When the dying vahrohnos had imbibed of a stoup of brandy-water and had been propped up more comfortably on the old, blotched, moldy mattress, he spoke marginally clearer and in a slightly stronger voice. Ignoring both the old stains and the fresh blood, Grand Strahteego Pahvlos sat on the edge, beside this onetime subordinate, and was recounted a tale of pure horror, told of events that plumbed the very depths of human cruelty.

"As you no doubt recall, my lord Komees," said Iahnos of Ippohskeera, "my leg never healed properly from that injury I took at your great victory at Ahrbahkootchee, and so—as I was unable to sit a horse easily or securely anymore at speeds beyond a slow walk—it were an impossibility for me to go a-warring as did my overlord and right many of my peers in the hellish years of the interregnum; no, rather did I bide here, at home, and oversee the working of my lands, but rarely even visiting my small city, which task fell to my eldest son, also named Pehtros, in memory of the man I so loved, my wife's first husband, your son.

"It was hard on the boy to just sit out all the campaigning and the glory-seeking that so many of the nobility were just then doing, and so when Zastros returned from his exile and marched through here with his great host, I made no slightest demur to Pehtros taking half the garrison and quite a few boys and young men from the hold and the hold village to sally forth as spearmen for Zastros. The true king was dead, by that time, and I felt then that Zastros would make probably as good a monarch as Fahrkos.

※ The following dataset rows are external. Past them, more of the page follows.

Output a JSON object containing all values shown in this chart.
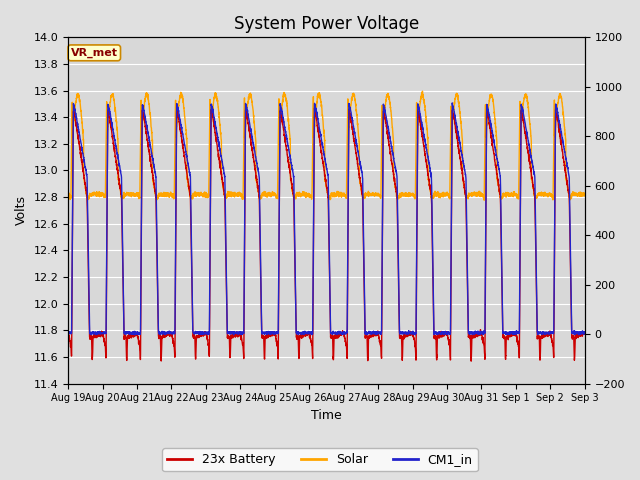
{
  "title": "System Power Voltage",
  "xlabel": "Time",
  "ylabel_left": "Volts",
  "ylabel_right": "",
  "ylim_left": [
    11.4,
    14.0
  ],
  "ylim_right": [
    -200,
    1200
  ],
  "yticks_left": [
    11.4,
    11.6,
    11.8,
    12.0,
    12.2,
    12.4,
    12.6,
    12.8,
    13.0,
    13.2,
    13.4,
    13.6,
    13.8,
    14.0
  ],
  "yticks_right": [
    -200,
    0,
    200,
    400,
    600,
    800,
    1000,
    1200
  ],
  "xtick_labels": [
    "Aug 19",
    "Aug 20",
    "Aug 21",
    "Aug 22",
    "Aug 23",
    "Aug 24",
    "Aug 25",
    "Aug 26",
    "Aug 27",
    "Aug 28",
    "Aug 29",
    "Aug 30",
    "Aug 31",
    "Sep 1",
    "Sep 2",
    "Sep 3"
  ],
  "legend_labels": [
    "23x Battery",
    "Solar",
    "CM1_in"
  ],
  "legend_colors": [
    "#cc0000",
    "#ffa500",
    "#2222cc"
  ],
  "line_colors": {
    "battery": "#cc0000",
    "solar": "#ffa500",
    "cm1": "#2222cc"
  },
  "line_widths": {
    "battery": 1.0,
    "solar": 1.0,
    "cm1": 1.0
  },
  "background_color": "#e0e0e0",
  "plot_bg_color": "#d8d8d8",
  "grid_color": "#ffffff",
  "vr_met_label": "VR_met",
  "vr_met_bg": "#ffffcc",
  "vr_met_border": "#cc8800",
  "vr_met_text_color": "#880000",
  "n_days": 15,
  "title_fontsize": 12,
  "axis_fontsize": 9,
  "tick_fontsize": 8
}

But poor Pehtros never reaped any glory; alas, he died of camp fever before Zastros ever was coronated, while still he and his swelling host were marching to and fro about the kingdom. Some few of my boy's men came back here to bring me the sad word and his ashes, the rest were pressed into another nobleman's following. His young widow—a daughter of Opokomees Deeahneesos Likeenos of Ehlahkahnooskeera—moved with his infant son and her household out here from the city, that we might the better share our grief, I suppose.

"Then Zastros made himself king and, almost immediately, his officers and their recruiting parties were marching about the lands, taking men for the army he was forming at very swordpoint, leaving behind only the old, the young and the crippled men. They stripped the villages and the city and even this hold, leaving me only some six old or infirm men.

"And so when that great host of bandits swept down on my barony, we were all as a tree ripe for plucking, with precious few to guard. They must have come in from the north or the west, for they fell upon the city, first; we could see the smoke from its burning. It was then that I brought the folk and kine of the nearer village behind these walls here, but it was all for naught, in the end.